À partir de là, si la situation est urgente ou critique, c’est généralement un aller simple pour une mise en œuvre efficace de la loi de Murphy. Dans ma branche d’activité, les incidents impliquant au départ un couteau mal affûté sont nombreux : initialement mineurs, ils actionnent ensuite les mystérieux mécanismes de l’effet papillon. À tel point que dans certaines situations, l’absence d’une lame correctement affûtée dans le paquetage est un ticket pour le blâme pour faute professionnelle.
Comment affûter un couteau ?
Traditionnellement, ce sont les anciens qui transmettent ces savoir-faire aux plus jeunes. Affûtage ou aiguisage ? Concrètement, si l’on va à l’essentiel, c’est la même chose. Rendre sa lame coupante. Le but n’est pas de pinailler sur des détails linguistiques, mais d’être efficace avec un langage courant. À différencier de la remise en forme de la lame ou le tranchant n’existe presque plus. Avant de se lancer dans l’affûtage, il est utile de connaître quelques détails concernant l’acier des couteaux.
Un acier carbone (Opinel, Laguiole, Esee5) nécessitera une simple pierre à aiguiser sèche traditionnelle (de type pyrénéenne). Un acier inoxydable haut de gamme (gamme Aitor, une partie des lames de chez Wildsteer) nécessitera les mêmes pierres que les lames en acier carbone. Une lame en acier inoxydable d’entrée de gamme sera difficile à affûter quelle que soit la pierre utilisée. Elle conservera difficilement son tranchant. Les couteaux issus de la technologie des poudres nécessiteront quant à eux des pierres spécifiques (diamantées ou céramique) souvent fournies ou recommandées par le fabricant. La dureté de l’acier compte beaucoup dans le choix de la pierre. La dureté s’exprime en HRC. Plus le HRC est élevé, plus l’acier du couteau est dur et plus la pierre devra être abrasive et fine.
À titre d’exemple, la dureté moyenne pour un couteau outdoor commercial est comprise entre 50 et 58 HRC, même si la tendance commence à évoluer vers des lames au tranchant de plus en plus dur. Un couteau avec une dureté inférieure à 50 HRC (couteaux de plongée par exemple) s’émousse aussi vite qu’il s’aiguise – à une telle dureté, le couteau n’est pas recommandé pour un usage outdoor. À l’inverse, un couteau d’une dureté supérieure à 60 HRC est particulièrement résistant à l’usage si correctement trempé. Il conservera son tranchant intact beaucoup plus longtemps, mais nécessitera une pierre adaptée. La pierre doit avoir deux faces, un grain fort et un grain fin. Une face à 240 (coté fort) une autre à 800 (côté fin) suffit sur le terrain.

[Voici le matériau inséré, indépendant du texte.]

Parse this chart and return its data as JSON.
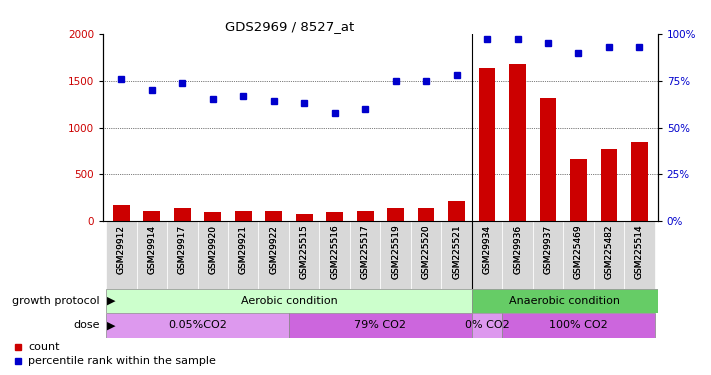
{
  "title": "GDS2969 / 8527_at",
  "samples": [
    "GSM29912",
    "GSM29914",
    "GSM29917",
    "GSM29920",
    "GSM29921",
    "GSM29922",
    "GSM225515",
    "GSM225516",
    "GSM225517",
    "GSM225519",
    "GSM225520",
    "GSM225521",
    "GSM29934",
    "GSM29936",
    "GSM29937",
    "GSM225469",
    "GSM225482",
    "GSM225514"
  ],
  "counts": [
    170,
    110,
    145,
    95,
    110,
    105,
    80,
    95,
    105,
    145,
    145,
    215,
    1640,
    1680,
    1310,
    660,
    770,
    850
  ],
  "percentiles": [
    76,
    70,
    74,
    65,
    67,
    64,
    63,
    58,
    60,
    75,
    75,
    78,
    97,
    97,
    95,
    90,
    93,
    93
  ],
  "ylim_left": [
    0,
    2000
  ],
  "ylim_right": [
    0,
    100
  ],
  "yticks_left": [
    0,
    500,
    1000,
    1500,
    2000
  ],
  "yticks_right": [
    0,
    25,
    50,
    75,
    100
  ],
  "bar_color": "#cc0000",
  "dot_color": "#0000cc",
  "aerobic_color": "#ccffcc",
  "anaerobic_color": "#66cc66",
  "dose_color1": "#dd99ee",
  "dose_color2": "#cc66dd",
  "dose_labels": [
    "0.05%CO2",
    "79% CO2",
    "0% CO2",
    "100% CO2"
  ],
  "aerobic_label": "Aerobic condition",
  "anaerobic_label": "Anaerobic condition",
  "growth_protocol_label": "growth protocol",
  "dose_label": "dose",
  "legend_count_label": "count",
  "legend_pct_label": "percentile rank within the sample",
  "dose_ranges": [
    [
      0,
      6
    ],
    [
      6,
      12
    ],
    [
      12,
      13
    ],
    [
      13,
      18
    ]
  ]
}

Un aiguisage rasoir est satisfaisant, mais sur la majorité des couteaux industriels de gamme moyenne, ne tient pas la durée. Inutile d’en arriver à un rasoir pour de petites remises en forme du tranchant sur le terrain, le test de la feuille suffit amplement (couper la tranche d’une feuille en une seule fois sans forcer). La pierre doit tenir dans une poche. Sinon vous ne l’emporterez pas. Les pierres japonaises sont excellentes pour la maison, mais pèsent leur poids. Il faut pouvoir l’emmener avec soi sur le terrain sans avoir à sacrifier une partie de son paquetage. L’aiguisage de son couteau ne doit pas être une contrainte, surtout sur le terrain. Il doit être possible à tout moment, sur une petite pause ou en quelques minutes avant d’attaquer le travail.
Il est inutile de tomber dans l’aiguisage compulsif, un couteau solide fait dans un acier solide va garder son tranchant efficace quelque temps. Si le tranchant n’a besoin que d’un rafraîchissement, qu’il accroche encore le gras du pouce, le côté fin de la pierre suffit. S’il n’accroche plus le pouce, si une sensation de tranchant rond se fait sentir, il sera nécessaire de commencer avec le côté fort de la pierre (en fonction de l’acier et du couteau !).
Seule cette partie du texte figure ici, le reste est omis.